This is the main conclusion of a study for which ecologist Jasper Eikelboom obtained his PhD this week. He taught the computer to identify elephants, giraffes and zebras on aerial photographs of the African plains. And, as is often the case, the computer performed just as well as, or even better than, humans. As well as tirelessly and cheaper.
Nature managers have been using aerial pictures for half a century to map wildlife populations. This is not only expensive and time-consuming; the accuracy of this method also leaves much to be desired. It would seem that this method underestimates the number of animals by as much as 80 per cent. Even when corrected for margins of error, there is still a considerable degree of uncertainty.
You feed the programme with information on what an elephant looks like. But also, on everything that is not the elephant: surroundings, vegetation, a rockJasper Eikelboom, researcher Wildlife Ecology & Conservation
But there is a different way. Eikelboom taught the RetinaNet computer programme to spot wildlife in photographs. To this end, he fed it hundreds of aerial photos taken over two game parks in Kenya into the software. Eikelboom: ‘You feed the programme with information on what an elephant looks like. But also, on everything that is not the elephant: surroundings, vegetation, a rock.’

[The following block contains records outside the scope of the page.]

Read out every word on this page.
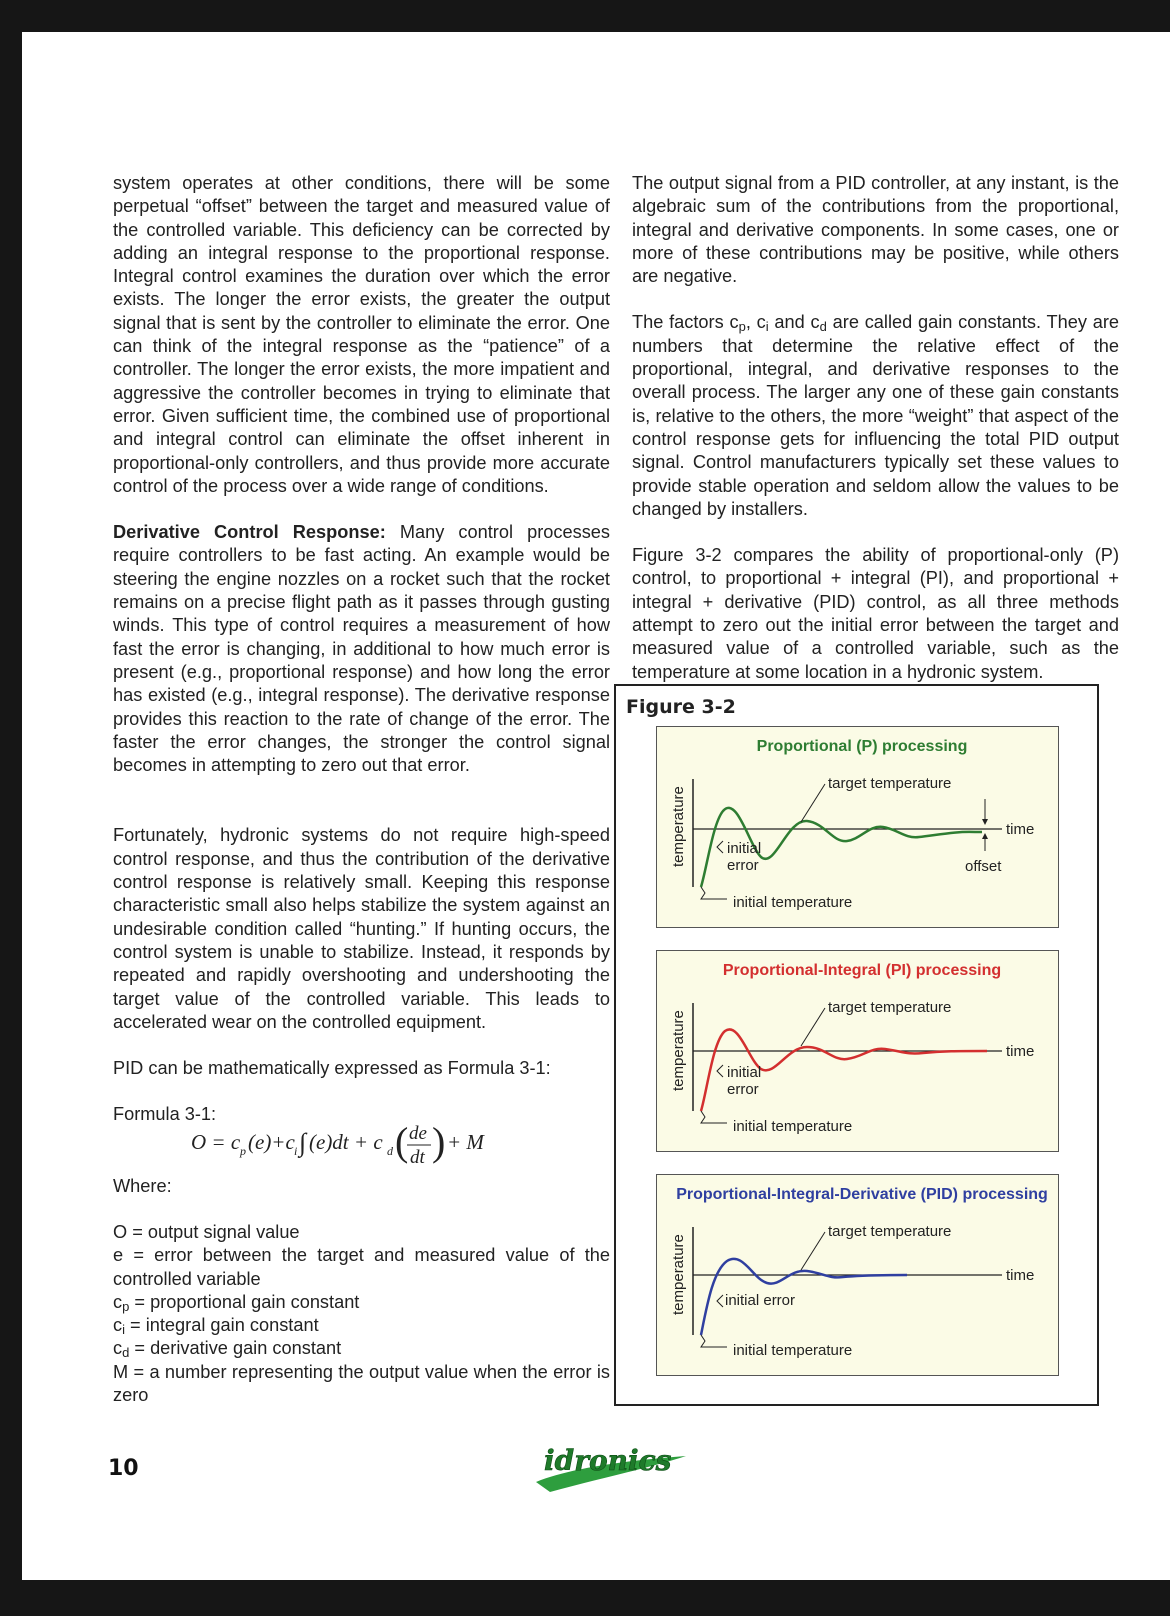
system operates at other conditions, there will be some perpetual “offset” between the target and measured value of the controlled variable. This deficiency can be corrected by adding an integral response to the proportional response. Integral control examines the duration over which the error exists. The longer the error exists, the greater the output signal that is sent by the controller to eliminate the error. One can think of the integral response as the “patience” of a controller. The longer the error exists, the more impatient and aggressive the controller becomes in trying to eliminate that error. Given sufficient time, the combined use of proportional and integral control can eliminate the offset inherent in proportional-only controllers, and thus provide more accurate control of the process over a wide range of conditions.

Derivative Control Response: Many control processes require controllers to be fast acting. An example would be steering the engine nozzles on a rocket such that the rocket remains on a precise flight path as it passes through gusting winds. This type of control requires a measurement of how fast the error is changing, in additional to how much error is present (e.g., proportional response) and how long the error has existed (e.g., integral response). The derivative response provides this reaction to the rate of change of the error. The faster the error changes, the stronger the control signal becomes in attempting to zero out that error.

Fortunately, hydronic systems do not require high-speed control response, and thus the contribution of the derivative control response is relatively small. Keeping this response characteristic small also helps stabilize the system against an undesirable condition called “hunting.” If hunting occurs, the control system is unable to stabilize. Instead, it responds by repeated and rapidly overshooting and undershooting the target value of the controlled variable. This leads to accelerated wear on the controlled equipment.

PID can be mathematically expressed as Formula 3-1:

Formula 3-1:

O = c p (e)+c i ∫ (e)dt + c d ( de
dt ) + M

Where:

O = output signal value

e = error between the target and measured value of the controlled variable

$c_p$ = proportional gain constant

$c_i$ = integral gain constant

$c_d$ = derivative gain constant

M = a number representing the output value when the error is zero

The output signal from a PID controller, at any instant, is the algebraic sum of the contributions from the proportional, integral and derivative components. In some cases, one or more of these contributions may be positive, while others are negative.

The factors $c_p$, $c_i$ and $c_d$ are called gain constants. They are numbers that determine the relative effect of the proportional, integral, and derivative responses to the overall process. The larger any one of these gain constants is, relative to the others, the more “weight” that aspect of the control response gets for influencing the total PID output signal. Control manufacturers typically set these values to provide stable operation and seldom allow the values to be changed by installers.

Figure 3-2 compares the ability of proportional-only (P) control, to proportional + integral (PI), and proportional + integral + derivative (PID) control, as all three methods attempt to zero out the initial error between the target and measured value of a controlled variable, such as the temperature at some location in a hydronic system.

Figure 3-2
Proportional (P) processing
temperature	time
target temperature
initial
error
initial temperature
offset
Proportional-Integral (PI) processing
temperature	time
target temperature
initial
error
initial temperature
Proportional-Integral-Derivative (PID) processing
temperature	time
target temperature
initial error
initial temperature
10	idronics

The rule is: the more images, the better. ‘The programme must learn to recognise a huge range of variations. Lighting, the background, the angle at which the picture was taken, the time of day and its effect on shadows’, Eikelboom explains. All of this costs a great deal of processing power. ‘This is not something you can do on your average laptop.’

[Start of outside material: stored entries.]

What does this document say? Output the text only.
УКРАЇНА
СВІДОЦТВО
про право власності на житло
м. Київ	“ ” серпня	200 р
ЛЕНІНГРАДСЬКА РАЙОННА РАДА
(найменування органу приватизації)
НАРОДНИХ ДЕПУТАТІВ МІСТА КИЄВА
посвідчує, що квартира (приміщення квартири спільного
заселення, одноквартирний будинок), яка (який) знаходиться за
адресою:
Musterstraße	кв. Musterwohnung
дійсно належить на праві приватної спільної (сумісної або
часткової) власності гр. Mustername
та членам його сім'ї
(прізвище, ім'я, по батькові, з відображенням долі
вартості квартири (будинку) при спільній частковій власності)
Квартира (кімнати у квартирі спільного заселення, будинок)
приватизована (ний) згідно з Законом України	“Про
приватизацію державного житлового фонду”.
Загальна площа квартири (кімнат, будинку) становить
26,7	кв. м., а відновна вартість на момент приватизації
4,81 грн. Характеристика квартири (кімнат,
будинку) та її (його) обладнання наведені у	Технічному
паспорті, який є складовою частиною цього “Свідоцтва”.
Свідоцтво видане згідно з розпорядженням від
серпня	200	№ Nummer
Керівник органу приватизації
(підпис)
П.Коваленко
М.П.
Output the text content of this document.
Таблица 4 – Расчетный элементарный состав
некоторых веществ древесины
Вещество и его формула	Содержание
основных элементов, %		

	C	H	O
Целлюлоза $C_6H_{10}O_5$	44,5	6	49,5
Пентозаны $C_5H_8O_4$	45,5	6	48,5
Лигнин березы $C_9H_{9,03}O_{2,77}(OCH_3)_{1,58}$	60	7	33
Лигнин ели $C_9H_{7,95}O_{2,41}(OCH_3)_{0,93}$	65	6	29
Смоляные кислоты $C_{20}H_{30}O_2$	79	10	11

The algorithm learned fast. When tested, the programme eventually saw over 90 per cent of the elephants, giraffes and zebras spotted by humans. Humans see more. But the computer also identified animals that human eyes have overlooked, raising the percentage of animals seen to about 95%, says Eikelboom.

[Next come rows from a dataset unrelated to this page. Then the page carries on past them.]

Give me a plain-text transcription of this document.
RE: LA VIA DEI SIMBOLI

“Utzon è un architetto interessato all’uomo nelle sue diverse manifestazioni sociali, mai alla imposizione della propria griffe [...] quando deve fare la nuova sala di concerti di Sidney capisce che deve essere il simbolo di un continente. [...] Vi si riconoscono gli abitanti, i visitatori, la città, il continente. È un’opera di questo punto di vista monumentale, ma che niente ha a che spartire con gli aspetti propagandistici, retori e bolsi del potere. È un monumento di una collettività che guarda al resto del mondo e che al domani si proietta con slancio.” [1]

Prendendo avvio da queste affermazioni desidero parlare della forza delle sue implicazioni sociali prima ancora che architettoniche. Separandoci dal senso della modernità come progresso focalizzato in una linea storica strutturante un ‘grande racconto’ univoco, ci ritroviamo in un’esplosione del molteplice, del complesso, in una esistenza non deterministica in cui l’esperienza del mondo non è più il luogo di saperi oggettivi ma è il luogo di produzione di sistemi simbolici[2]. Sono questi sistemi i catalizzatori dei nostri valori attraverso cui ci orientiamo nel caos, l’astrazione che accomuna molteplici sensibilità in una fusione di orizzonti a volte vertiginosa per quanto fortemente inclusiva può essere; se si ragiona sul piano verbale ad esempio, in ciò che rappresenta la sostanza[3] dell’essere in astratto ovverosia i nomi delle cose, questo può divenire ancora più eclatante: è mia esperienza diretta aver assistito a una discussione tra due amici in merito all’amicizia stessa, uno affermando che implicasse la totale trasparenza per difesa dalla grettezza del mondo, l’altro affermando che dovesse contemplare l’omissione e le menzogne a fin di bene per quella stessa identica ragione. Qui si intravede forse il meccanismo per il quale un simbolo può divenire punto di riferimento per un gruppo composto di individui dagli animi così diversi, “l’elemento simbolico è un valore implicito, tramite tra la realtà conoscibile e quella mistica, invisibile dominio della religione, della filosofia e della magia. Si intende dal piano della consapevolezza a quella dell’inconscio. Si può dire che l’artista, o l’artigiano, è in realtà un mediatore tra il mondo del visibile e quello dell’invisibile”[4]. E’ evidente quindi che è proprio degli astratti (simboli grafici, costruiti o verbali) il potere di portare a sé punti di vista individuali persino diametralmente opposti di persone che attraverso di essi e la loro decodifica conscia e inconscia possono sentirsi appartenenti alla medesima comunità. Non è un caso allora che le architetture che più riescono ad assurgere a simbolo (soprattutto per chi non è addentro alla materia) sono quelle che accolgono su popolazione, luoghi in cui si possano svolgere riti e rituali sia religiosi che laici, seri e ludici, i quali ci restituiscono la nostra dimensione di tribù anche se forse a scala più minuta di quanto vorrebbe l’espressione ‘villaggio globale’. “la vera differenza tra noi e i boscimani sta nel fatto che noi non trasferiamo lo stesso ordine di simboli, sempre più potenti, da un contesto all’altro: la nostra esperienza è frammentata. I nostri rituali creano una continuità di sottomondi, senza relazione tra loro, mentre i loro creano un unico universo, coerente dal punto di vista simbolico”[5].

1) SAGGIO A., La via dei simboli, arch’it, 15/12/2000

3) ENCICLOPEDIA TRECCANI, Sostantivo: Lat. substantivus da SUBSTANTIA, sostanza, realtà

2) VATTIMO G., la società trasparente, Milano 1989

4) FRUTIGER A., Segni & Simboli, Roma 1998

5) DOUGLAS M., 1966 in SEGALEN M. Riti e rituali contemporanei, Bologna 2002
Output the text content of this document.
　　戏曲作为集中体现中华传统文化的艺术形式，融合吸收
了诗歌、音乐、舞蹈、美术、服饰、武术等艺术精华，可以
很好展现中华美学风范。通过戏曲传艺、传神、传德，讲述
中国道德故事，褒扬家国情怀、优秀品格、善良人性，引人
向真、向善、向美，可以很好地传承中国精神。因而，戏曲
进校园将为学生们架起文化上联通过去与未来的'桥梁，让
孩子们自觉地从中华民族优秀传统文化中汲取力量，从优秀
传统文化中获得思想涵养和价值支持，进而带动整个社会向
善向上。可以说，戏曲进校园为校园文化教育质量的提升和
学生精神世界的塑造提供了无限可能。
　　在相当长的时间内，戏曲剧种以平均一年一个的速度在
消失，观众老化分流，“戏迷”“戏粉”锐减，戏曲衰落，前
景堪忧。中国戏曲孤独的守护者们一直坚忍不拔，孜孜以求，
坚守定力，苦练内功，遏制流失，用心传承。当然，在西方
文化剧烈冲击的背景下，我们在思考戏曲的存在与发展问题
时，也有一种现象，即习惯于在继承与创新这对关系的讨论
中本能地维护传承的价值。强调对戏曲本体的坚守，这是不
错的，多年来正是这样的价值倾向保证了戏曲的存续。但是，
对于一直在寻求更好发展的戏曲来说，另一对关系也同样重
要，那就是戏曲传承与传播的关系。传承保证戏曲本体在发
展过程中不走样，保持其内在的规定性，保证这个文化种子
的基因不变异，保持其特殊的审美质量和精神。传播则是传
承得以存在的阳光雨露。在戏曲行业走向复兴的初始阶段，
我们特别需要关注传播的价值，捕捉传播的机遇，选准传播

Although its precision is slightly lower than that of humans, the computer still wins. In the first place because it is much faster. The computer scans a 15-megapixel photograph in 1-2 seconds, regardless of the number of animals featured in the image.
Moreover, the computer can work tirelessly and is much cheaper. According to Eikelboom’s calculations, a computer can map up to ten times the area a human can map at the same cost. This provides a much more accurate estimate of the population of animals in a given area, especially if the images on which humans have not been able to identify any animals are included.
The counting programme is part of the dissertation ‘Sentinel Animals’. In this document, Jasper Eikelboom describes how poachers can be identified by observing the (fleeing) behaviour of antelope. An article on this research was previously published in Resource.